The Spark software’s identify ought to comply with the standardized naming conference. It consists of seven elements separated by underscores: <business_unit>_<program>_<software>_<supply>_<job_name>_<frequency>_<job_type>. These elements are used to summarize the useful resource consumption and price within the ultimate report. For instance: HR_PAYROLL_PS_PSPROD_TAXDUDUCTION_DLY_LD, FIN_CASHRECEIPT_GL_GLDB_MAIN_DLY_LD, or MKT_CAMPAIGN_CRM_CRMDB_TOPRATEDCAMPAIGN_DLY_LD. The appliance identify should be provided with the spark submit command utilizing the --name parameter with the standardized naming conference. If any of those elements don’t have a worth, hardcode the values with the next steered names:
- frequency
- job_type
- Business_unit
The Lambda perform ought to be capable to connect with Price Explorer, connect with the EMR cluster by way of the Useful resource Supervisor APIs, and cargo knowledge into the RDS for PostgreSQL database. To do that, it’s good to configure the Lambda perform as follows:
- VPC configuration – The Lambda perform ought to be capable to entry the EMR cluster, Price Explorer, AWS Secrets and techniques Supervisor, and Parameter Retailer. If entry just isn’t in place already, you are able to do this by making a digital non-public cloud (VPC) that features the EMR cluster and create VPC endpoint for Parameter Retailer and Secrets and techniques Supervisor and connect it to the VPC. As a result of there is no such thing as a VPC endpoint out there for Price Explorer and with a view to have Lambda connect with Price Explorer, a non-public subnet and a route desk are required to ship VPC visitors to public NAT gateway. In case your EMR cluster is in public subnet, you could create a non-public subnet together with a customized route desk and a public NAT gateway, which can permit the Price Explorer connection to move from the VPC non-public subnet. Consult with How do I arrange a NAT gateway for a non-public subnet in Amazon VPC? for setup directions and connect the newly created non-public subnet to the Lambda perform explicitly.
- IAM position – The Lambda perform must have an AWS Id and Entry Administration (IAM) position with the next permissions: AmazonEC2ReadOnlyAccess, AWSCostExplorerFullAccess, and AmazonRDSDataFullAccess. This position will likely be created robotically throughout AWS CDK stack deployment; you don’t have to set it up individually.
The AWS CDK needs to be put in on AWS Cloud9 (most well-liked) or one other improvement setting equivalent to VSCode or Pycharm. For extra info, check with Stipulations.
The RDS for PostgreSQL database (v10 or increased) credentials needs to be saved in Secrets and techniques Supervisor. For extra info, check with Storing database credentials in AWS Secrets and techniques Supervisor.

Create RDS tables

Create the info mannequin tables talked about in emr-cost-rds-tables-ddl.sql by logging in to postgres rds manually into the general public schema.

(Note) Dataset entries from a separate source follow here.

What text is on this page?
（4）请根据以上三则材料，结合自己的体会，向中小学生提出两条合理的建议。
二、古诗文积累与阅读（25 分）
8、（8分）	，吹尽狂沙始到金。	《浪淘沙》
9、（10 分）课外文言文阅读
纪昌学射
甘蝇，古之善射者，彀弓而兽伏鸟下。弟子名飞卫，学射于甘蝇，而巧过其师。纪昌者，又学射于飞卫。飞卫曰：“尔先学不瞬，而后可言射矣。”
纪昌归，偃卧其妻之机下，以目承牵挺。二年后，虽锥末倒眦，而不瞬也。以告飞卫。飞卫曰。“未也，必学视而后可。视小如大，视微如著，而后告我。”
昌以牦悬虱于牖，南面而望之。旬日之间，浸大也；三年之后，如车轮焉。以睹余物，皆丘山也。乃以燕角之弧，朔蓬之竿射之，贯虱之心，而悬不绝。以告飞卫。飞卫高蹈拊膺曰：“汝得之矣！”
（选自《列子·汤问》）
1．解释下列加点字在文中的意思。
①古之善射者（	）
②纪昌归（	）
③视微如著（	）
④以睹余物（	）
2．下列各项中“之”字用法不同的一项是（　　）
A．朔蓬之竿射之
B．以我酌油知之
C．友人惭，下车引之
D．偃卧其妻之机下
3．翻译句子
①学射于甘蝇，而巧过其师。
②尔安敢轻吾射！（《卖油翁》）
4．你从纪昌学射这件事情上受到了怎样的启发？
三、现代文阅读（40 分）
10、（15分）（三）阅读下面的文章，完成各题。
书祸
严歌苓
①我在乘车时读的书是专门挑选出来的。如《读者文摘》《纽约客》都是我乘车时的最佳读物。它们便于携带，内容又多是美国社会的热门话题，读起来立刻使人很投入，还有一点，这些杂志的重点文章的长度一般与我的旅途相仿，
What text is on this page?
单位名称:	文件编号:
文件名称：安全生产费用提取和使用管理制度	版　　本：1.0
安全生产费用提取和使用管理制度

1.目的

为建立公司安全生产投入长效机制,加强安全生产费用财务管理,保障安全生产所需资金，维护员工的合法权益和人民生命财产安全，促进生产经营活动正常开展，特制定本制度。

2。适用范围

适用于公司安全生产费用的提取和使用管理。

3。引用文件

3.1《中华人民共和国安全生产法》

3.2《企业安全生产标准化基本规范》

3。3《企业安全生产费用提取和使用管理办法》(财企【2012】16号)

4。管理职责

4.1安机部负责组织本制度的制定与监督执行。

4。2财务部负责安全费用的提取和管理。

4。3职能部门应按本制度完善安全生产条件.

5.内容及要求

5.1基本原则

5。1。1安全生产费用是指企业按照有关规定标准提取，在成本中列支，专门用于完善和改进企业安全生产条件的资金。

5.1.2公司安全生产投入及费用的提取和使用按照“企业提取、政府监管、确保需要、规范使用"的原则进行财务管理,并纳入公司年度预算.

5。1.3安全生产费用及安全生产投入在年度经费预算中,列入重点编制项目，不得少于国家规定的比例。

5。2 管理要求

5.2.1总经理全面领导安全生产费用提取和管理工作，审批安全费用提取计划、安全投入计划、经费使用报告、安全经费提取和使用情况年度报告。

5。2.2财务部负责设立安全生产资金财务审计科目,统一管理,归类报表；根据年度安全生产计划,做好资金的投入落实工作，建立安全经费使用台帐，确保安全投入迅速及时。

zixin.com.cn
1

Use DBeaver or any suitable SQL purchasers to connect with the RDS occasion and validate the tables have been created.

Deploy AWS CDK stacks

Full the steps on this part to deploy the next sources utilizing the AWS CDK:

Parameter Retailer to retailer required parameter values
IAM position for the Lambda perform to assist connect with Amazon EMR and underlying EC2 cases, Price Explorer, CloudWatch, and Parameter Retailer
Lambda perform

Clone the GitHub repo:

git clone [email protected]:aws-samples/attribute-amazon-emr-costs-to-your-end-users.git

Replace the next the setting parameters in cdk.context.json (this file might be present in the primary listing):
1. yarn_url – YARN ResourceManager URL to learn job run logs and metrics. This URL needs to be accessible throughout the VPC the place Lambda can be deployed.
2. tbl_applicationlogs_lz – RDS temp desk to retailer EMR software run logs.
3. tbl_applicationlogs – RDS desk to retailer EMR software run logs.
4. tbl_emrcost – RDS desk to seize day by day EMR cluster utilization value.
5. tbl_emrinstance_usage – RDS desk to retailer EMR cluster occasion utilization data.
6. emrcluster_id – EMR cluster occasion ID.
7. emrcluster_name – EMR cluster identify.
8. emrcluster_tag – Tag key assigned to EMR cluster.
9. emrcluster_tag_value – Distinctive worth for EMR cluster tag.
10. emrcluster_role – Service position for Amazon EMR (EMR position).
11. emrcluster_linkedaccount – Account ID below which the EMR cluster is operating.
12. postgres_rds – RDS for PostgreSQL connection particulars.
13. vpc_id – VPC ID wherein the EMR cluster is configured and the associated fee metering Lambda perform can be deployed.
14. vpc_subnets – Comma-separated non-public subnets ID related to the VPC.
15. sg_id – EMR safety group ID.

The next is a pattern cdk.context.json file after being populated with the parameters:

{
  "yarn_url": "http://dummy.compute-1.amazonaws.com:8088/ws/v1/cluster/apps",
  "tbl_applicationlogs_lz": "public.emr_applications_execution_log_lz",
  "tbl_applicationlogs": "public.emr_applications_execution_log",
  "tbl_emrcost": "public.emr_cluster_usage_cost",
  "tbl_emrinstance_usage": "public.emr_cluster_instances_usage",
  "emrcluster_id": "j-xxxxxxxxxx",
  "emrcluster_name": "EMRClusterName",
  "emrcluster_tag": "EMRClusterTag",
  "emrcluster_tag_value": "EMRClusterUniqueTagValue",
  "emrcluster_role": "EMRClusterServiceRole",
  "emrcluster_linkedaccount": "xxxxxxxxxxx",
  "postgres_rds": {
    "host": "xxxxxxxxx.amazonaws.com",
    "dbname": "dbname",
    "person": "username",
    "secretid": "DatabaseUserSecretID"
  },
  "vpc_id": "xxxxxxxxx",
  "vpc_subnets": "subnet-xxxxxxxxxxx",
  "sg_id": "xxxxxxxxxx"
}

You possibly can select to deploy the AWS CDK stack utilizing AWS Cloud9 or every other improvement setting in response to your wants. For directions to arrange AWS Cloud9, check with Getting began: fundamental tutorials for AWS Cloud9.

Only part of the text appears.